Saw John Wick the other day. Lots of action, interesting characters, with yet again a lot of John Wick's history and background exposed by how he is treated by the people he meets, including the surreal experience of a fanboy out to kill him.
If you liked the first two, go see it. Men of the West has an interesting, spoiler filled take on it and the relationships between boomers, gen-X, and millenials, after their initial teaser setting up the premise.
In short, go see it.
So, instead, I'm here to talk about my ipression of a few trailers I saw. Namely, Brightburn, Angel has Fallen, and Midsommar. Oh, and I won't bother discussing a sequel to the most recent It movie, that looks disturbing, and as much so about the minds behind it as the visuals. Looks to be the usual Stephen-King inspired dreck, depravity, and nihilism.
First, let's talk Brightburn.
It's a horror movie about a kid based on the premise of "what if Superman were evil?"

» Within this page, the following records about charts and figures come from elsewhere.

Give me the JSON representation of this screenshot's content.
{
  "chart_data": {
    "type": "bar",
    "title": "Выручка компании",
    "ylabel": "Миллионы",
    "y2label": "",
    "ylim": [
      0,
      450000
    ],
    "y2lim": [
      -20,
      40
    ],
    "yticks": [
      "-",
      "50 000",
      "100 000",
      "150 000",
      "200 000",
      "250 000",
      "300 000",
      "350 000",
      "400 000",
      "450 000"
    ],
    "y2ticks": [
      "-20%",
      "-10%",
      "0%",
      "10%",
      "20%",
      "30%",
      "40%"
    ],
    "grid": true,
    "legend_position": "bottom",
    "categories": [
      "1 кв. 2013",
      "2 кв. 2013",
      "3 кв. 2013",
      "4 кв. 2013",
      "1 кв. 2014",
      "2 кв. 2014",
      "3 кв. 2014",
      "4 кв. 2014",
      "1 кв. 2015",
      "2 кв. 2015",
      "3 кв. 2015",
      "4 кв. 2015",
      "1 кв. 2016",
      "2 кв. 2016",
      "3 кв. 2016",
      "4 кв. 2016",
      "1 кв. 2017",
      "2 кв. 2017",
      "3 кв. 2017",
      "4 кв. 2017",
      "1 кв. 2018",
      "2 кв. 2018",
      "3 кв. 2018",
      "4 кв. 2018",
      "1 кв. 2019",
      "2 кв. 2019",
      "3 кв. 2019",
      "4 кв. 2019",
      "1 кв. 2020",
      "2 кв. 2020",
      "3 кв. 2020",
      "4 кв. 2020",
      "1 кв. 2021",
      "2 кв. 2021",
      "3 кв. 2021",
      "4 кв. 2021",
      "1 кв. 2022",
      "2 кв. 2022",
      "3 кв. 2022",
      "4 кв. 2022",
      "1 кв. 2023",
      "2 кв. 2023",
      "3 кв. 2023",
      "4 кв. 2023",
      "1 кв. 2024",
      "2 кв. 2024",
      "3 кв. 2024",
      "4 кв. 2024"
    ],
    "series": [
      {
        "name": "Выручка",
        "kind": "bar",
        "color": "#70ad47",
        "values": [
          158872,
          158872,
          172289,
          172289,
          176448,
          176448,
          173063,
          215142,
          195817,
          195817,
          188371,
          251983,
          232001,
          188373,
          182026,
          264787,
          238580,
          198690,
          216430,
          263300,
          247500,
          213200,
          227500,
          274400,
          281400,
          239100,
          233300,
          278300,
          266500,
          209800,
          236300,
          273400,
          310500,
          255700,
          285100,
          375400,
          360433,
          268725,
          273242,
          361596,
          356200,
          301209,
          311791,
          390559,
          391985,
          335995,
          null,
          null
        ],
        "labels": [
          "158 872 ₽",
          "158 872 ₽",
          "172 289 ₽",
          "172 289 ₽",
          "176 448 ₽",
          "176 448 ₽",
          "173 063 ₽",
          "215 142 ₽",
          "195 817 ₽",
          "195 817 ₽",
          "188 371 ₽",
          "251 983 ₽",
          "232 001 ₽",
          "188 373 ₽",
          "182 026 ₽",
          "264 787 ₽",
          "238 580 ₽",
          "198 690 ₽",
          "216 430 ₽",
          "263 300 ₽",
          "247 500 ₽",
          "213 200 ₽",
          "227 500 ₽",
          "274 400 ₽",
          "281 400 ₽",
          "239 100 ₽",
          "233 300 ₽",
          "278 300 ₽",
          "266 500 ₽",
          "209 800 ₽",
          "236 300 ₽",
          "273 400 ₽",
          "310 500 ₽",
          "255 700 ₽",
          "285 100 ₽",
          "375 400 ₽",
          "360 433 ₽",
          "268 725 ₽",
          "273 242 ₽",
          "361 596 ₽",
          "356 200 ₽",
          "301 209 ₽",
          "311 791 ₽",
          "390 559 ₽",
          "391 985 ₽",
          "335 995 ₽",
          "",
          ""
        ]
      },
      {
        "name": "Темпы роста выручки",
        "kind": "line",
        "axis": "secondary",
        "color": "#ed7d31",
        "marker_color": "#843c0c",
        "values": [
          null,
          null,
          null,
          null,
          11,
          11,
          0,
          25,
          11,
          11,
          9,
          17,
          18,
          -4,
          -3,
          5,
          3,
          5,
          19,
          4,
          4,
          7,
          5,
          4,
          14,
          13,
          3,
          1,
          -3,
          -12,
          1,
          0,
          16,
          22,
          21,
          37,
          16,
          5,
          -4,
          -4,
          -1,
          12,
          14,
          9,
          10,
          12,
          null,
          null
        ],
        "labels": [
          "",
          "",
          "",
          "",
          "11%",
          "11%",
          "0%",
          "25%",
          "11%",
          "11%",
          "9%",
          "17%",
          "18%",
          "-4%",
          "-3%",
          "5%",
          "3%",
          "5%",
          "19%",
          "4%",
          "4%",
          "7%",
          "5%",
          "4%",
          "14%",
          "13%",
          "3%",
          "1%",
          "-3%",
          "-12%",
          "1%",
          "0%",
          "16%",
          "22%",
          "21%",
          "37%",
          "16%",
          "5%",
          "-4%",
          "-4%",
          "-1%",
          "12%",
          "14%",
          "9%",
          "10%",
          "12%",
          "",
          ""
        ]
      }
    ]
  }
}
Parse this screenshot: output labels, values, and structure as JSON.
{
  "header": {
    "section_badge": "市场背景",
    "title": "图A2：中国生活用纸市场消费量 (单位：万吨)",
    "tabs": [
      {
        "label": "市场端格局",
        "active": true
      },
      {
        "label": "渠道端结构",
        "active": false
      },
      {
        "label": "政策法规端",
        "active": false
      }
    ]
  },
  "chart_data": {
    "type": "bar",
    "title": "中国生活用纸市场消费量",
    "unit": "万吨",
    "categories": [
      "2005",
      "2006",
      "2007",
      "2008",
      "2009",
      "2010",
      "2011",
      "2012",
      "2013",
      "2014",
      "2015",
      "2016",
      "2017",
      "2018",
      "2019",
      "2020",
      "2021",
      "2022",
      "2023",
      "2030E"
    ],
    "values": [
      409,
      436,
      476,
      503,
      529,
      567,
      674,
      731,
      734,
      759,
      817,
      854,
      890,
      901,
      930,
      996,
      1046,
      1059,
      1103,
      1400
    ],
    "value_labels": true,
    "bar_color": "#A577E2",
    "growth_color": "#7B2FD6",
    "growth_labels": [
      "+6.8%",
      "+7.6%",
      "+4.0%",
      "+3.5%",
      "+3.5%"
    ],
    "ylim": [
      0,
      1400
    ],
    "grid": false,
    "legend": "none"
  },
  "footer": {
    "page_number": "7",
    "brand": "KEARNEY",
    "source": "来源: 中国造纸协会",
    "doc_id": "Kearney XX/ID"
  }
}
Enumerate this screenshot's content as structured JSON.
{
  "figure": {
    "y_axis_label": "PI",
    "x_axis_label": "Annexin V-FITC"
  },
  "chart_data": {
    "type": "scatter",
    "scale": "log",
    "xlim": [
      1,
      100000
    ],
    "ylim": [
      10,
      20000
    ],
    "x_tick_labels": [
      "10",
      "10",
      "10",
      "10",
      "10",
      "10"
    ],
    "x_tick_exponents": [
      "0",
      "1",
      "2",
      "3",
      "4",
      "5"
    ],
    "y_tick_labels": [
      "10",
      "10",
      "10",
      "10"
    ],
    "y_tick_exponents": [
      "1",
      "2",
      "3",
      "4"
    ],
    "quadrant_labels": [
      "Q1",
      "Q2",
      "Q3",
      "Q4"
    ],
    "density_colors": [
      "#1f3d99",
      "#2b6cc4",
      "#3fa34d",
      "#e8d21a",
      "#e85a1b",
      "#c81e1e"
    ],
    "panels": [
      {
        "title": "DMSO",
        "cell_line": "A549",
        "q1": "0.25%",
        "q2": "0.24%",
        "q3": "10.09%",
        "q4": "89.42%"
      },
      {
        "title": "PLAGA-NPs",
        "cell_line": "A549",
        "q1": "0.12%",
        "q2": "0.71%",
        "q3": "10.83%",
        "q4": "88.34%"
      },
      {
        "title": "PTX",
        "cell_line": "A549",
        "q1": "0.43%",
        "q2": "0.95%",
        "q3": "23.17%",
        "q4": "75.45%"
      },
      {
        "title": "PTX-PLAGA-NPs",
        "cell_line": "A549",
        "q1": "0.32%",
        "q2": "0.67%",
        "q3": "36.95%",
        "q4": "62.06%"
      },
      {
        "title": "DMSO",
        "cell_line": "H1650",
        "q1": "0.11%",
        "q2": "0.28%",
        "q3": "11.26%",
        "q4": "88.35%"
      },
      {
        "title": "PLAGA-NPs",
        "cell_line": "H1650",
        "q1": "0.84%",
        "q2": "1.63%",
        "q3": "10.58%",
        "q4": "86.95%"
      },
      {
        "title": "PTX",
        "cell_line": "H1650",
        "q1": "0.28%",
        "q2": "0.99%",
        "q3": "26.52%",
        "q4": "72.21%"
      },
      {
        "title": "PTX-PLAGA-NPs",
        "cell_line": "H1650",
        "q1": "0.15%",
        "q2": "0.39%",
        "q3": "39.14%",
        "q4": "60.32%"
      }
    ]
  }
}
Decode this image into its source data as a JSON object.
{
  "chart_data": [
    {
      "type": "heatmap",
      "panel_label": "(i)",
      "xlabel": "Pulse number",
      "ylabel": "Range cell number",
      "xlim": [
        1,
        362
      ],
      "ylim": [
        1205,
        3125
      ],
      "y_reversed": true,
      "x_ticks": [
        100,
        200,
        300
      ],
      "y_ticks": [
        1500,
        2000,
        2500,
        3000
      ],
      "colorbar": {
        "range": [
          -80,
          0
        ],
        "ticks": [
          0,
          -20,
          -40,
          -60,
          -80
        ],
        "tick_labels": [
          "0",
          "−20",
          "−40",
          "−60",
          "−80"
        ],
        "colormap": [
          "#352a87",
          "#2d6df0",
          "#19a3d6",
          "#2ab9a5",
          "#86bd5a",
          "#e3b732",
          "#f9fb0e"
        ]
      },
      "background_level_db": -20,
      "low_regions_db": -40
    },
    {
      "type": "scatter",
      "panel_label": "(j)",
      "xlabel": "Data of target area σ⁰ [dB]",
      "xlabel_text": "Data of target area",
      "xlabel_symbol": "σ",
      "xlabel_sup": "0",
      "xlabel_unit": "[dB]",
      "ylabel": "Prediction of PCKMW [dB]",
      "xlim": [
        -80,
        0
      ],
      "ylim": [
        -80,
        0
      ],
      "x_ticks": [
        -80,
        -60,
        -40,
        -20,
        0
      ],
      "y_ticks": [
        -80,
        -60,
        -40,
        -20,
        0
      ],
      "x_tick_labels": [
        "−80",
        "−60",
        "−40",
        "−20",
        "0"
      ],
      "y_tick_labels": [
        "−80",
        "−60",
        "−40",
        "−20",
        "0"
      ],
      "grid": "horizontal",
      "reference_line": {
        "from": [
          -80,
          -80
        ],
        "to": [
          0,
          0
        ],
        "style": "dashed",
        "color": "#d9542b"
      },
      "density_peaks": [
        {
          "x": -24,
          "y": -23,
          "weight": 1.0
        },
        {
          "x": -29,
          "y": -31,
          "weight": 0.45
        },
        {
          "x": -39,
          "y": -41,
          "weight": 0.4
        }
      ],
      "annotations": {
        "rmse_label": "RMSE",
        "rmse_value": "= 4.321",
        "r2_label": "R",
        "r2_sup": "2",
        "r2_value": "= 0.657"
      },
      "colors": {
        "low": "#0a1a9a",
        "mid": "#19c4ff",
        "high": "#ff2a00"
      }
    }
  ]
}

I'm not surprised it comes from James Gunn, but yeah, it looks like another unoriginal attempt by Hollywood to tear down our icons. Why? They could have made up their own supervillain, but no, they had to explicitly model it on not only Superman, but the iconic DC heroes in general, where every single one of them mentioned is an angry dark-world version of the hero (specifically Aquaman and Wonder Woman, off the top of my head).
In Angel has Fallen, Gerard has been blamed for yet another assassination attempt on Morgan Freeman and must break out to protect him from the FBI and rogue government elements.....
Wait, what? The government apparently after its own president?
I'm sure it will be white supremacists or something this time, instead of North Koreans or something else.
So, Midsommar. From Rotten Tomatoes:
Dani and Christian are a young American couple with a relationship on the brink of falling apart. But after a family tragedy keeps them together, a grieving Dani invites herself to join Christian and his friends on a trip to a once-in-a-lifetime midsummer festival in a remote Swedish village. What begins as a carefree summer holiday in a land of eternal sunlight takes a sinister turn when the insular villagers invite their guests to partake in festivities that render the pastoral paradise increasingly unnerving and viscerally disturbing. From the visionary mind of Ari Aster comes a dread-soaked cinematic fairytale where a world of darkness unfolds in broad daylight.
Looking at the trailer, the meta-message appears to be traditionalism from whites has evil underlying it.
Yes, I know, mining pagan rituals for horror is an old thing, and of course the evil in such cases must appear at least intriguing and somewhat wholesome, but the trailer is a bit heavy handed.